Come tutti i veri atti di violenza, avvenne troppo rapidamente per essere osservato. L’attimo prima avanzavamo (Aenea, l’androide e io ci trovavamo quasi in coda alla fila di Chitchatuk) e l’attimo dopo ci fu un’esplosione di ghiaccio e di movimento (mi bloccai, pensando che qualcuno avesse fatto esplodere una mina) e la figura impellicciata, due posti davanti a Aenea, scomparve senza un grido.

Ero ancora impietrito, reggendo nelle mani guantate la carabina al plasma, inutile perché ancora con la sicura, quando il Chitchatuk più vicino cominciò a ululare di rabbia e di disperazione, mentre quelli nei pressi si lanciavano nel nuovo cunicolo che si spalancava dove un attimo prima non c’era alcun tunnel.

Aenea già illuminava con la torcia il condotto quasi verticale, quando mi spinsi accanto a lei, tenendo alzata l’arma. Due Chitchatuk si erano lanciati in quel pozzo, servendosi, per frenare la caduta, degli stivali e di corti coltelli d’osso che sollevarono schegge di ghiaccio. Stavo per infilarmi nel tunnel, quando Cuchiat mi afferrò per la spalla. — Ktchey! — disse. — Ku tcheta chi!

Ormai, dopo quattro giorni con i Chitchatuk, ne sapevo abbastanza per capire che mi ordinava di non entrare nel tunnel. Ubbidii, ma estrassi la torcia laser per illuminare la via ai cacciatori urlanti che già si trovavano venti metri più in basso e sparivano alla vista nel punto in cui il condotto faceva una curva e continuava in piano. Sulle prime pensai che fosse il riflesso rossastro del raggio laser, ma poi vidi che il pozzo era rivestito, quasi totalmente, di sangue rosso vivo.

I lamenti fra i Chitchatuk durarono anche dopo il ritorno a mani vuote dei cacciatori. Capii che non c’era traccia dello spettro artico né della sua vittima, a parte il sangue, la pelliccia e il mignolo della destra della sventurata.
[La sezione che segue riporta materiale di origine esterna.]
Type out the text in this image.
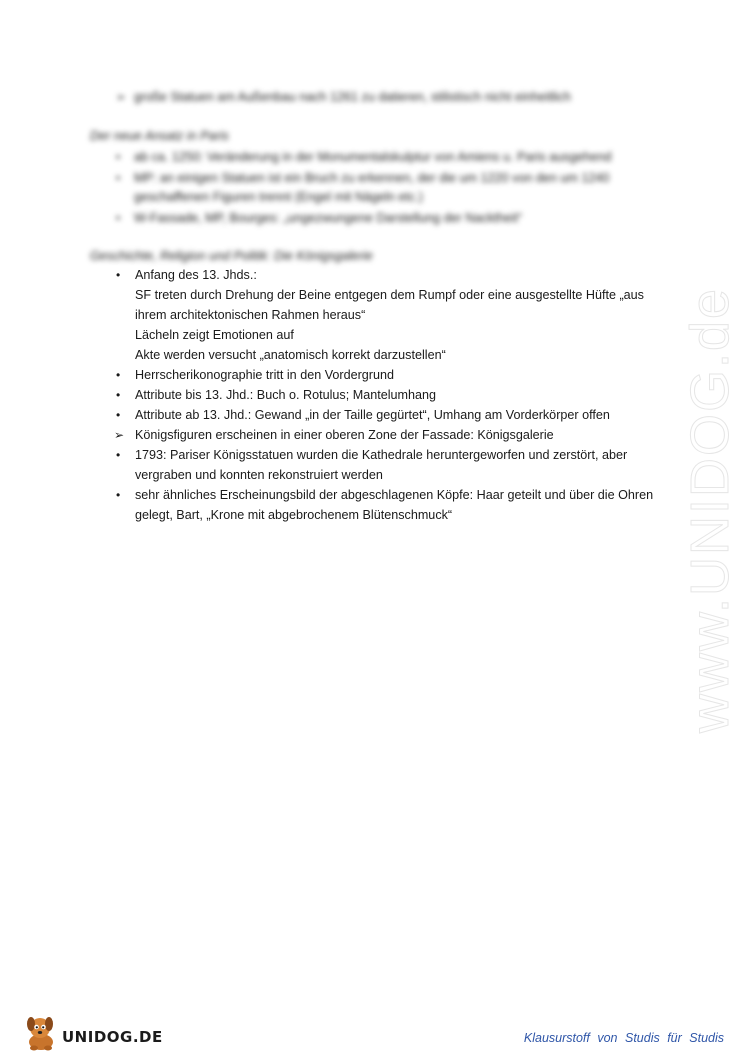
➢ große Statuen am Außenbau nach 1261 zu datieren, stilistisch nicht einheitlich
Der neue Ansatz in Paris
• ab ca. 1250: Veränderung in der Monumentalskulptur von Amiens u. Paris ausgehend
• MP: an einigen Statuen ist ein Bruch zu erkennen, der die um 1220 von den um 1240
geschaffenen Figuren trennt (Engel mit Nägeln etc.)
• W-Fassade, MP, Bourges: „ungezwungene Darstellung der Nacktheit“
Geschichte, Religion und Politik: Die Königsgalerie
• Anfang des 13. Jhds.:
SF treten durch Drehung der Beine entgegen dem Rumpf oder eine ausgestellte Hüfte „aus
ihrem architektonischen Rahmen heraus“
Lächeln zeigt Emotionen auf
Akte werden versucht „anatomisch korrekt darzustellen“
• Herrscherikonographie tritt in den Vordergrund
• Attribute bis 13. Jhd.: Buch o. Rotulus; Mantelumhang
• Attribute ab 13. Jhd.: Gewand „in der Taille gegürtet“, Umhang am Vorderkörper offen
➢ Königsfiguren erscheinen in einer oberen Zone der Fassade: Königsgalerie
• 1793: Pariser Königsstatuen wurden die Kathedrale heruntergeworfen und zerstört, aber
vergraben und konnten rekonstruiert werden
• sehr ähnliches Erscheinungsbild der abgeschlagenen Köpfe: Haar geteilt und über die Ohren
gelegt, Bart, „Krone mit abgebrochenem Blütenschmuck“	www.UNIDOG.de
UNIDOG.DE	Klausurstoff von Studis für Studis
Cuchtu, quello che ritenevamo lo stregone, si mise in ginocchio, baciò il dito mozzato, usò sul proprio braccio il coltello d’osso fino a far gocciolare sul dito insanguinato il proprio sangue e poi con cura, quasi con reverenza, ripose nella sua sacca di pelle il misero resto. I lamenti si fermarono di colpo. Chiaku, il Chitchatuk alto con la pelliccia macchiata di sangue (ora doppiamente macchiata, perché lui era uno dei cacciatori che si erano lanciati nel condotto verticale) si rivolse a noi e parlò in tono pressante per qualche momento, mentre gli altri si mettevano in spalla le sacche, riponevano le lance e riprendevano il cammino.

Continuammo a risalire il tunnel di ghiaccio ma non potei fare a meno di girarmi a guardare il frastagliato foro provocato dallo spettro artico svanire nel buio che pareva seguirci. Sapendo che quegli animali vivevano in superficie e scendevano nei cunicoli soprattutto per cacciare, non mi ero mai innervosito; ma ora lo stesso fondo di ghiaccio mi pareva infido, le sfaccettature e le creste delle pareti e del soffitto mi parevano nascondigli del prossimo spettro artico. Mi ritrovai a camminare in punta di piedi, come se in questo modo avrei evitato di sprofondare nella trappola di un altro predone. Non era facile, camminare in punta di piedi su Sol Draconis Septem.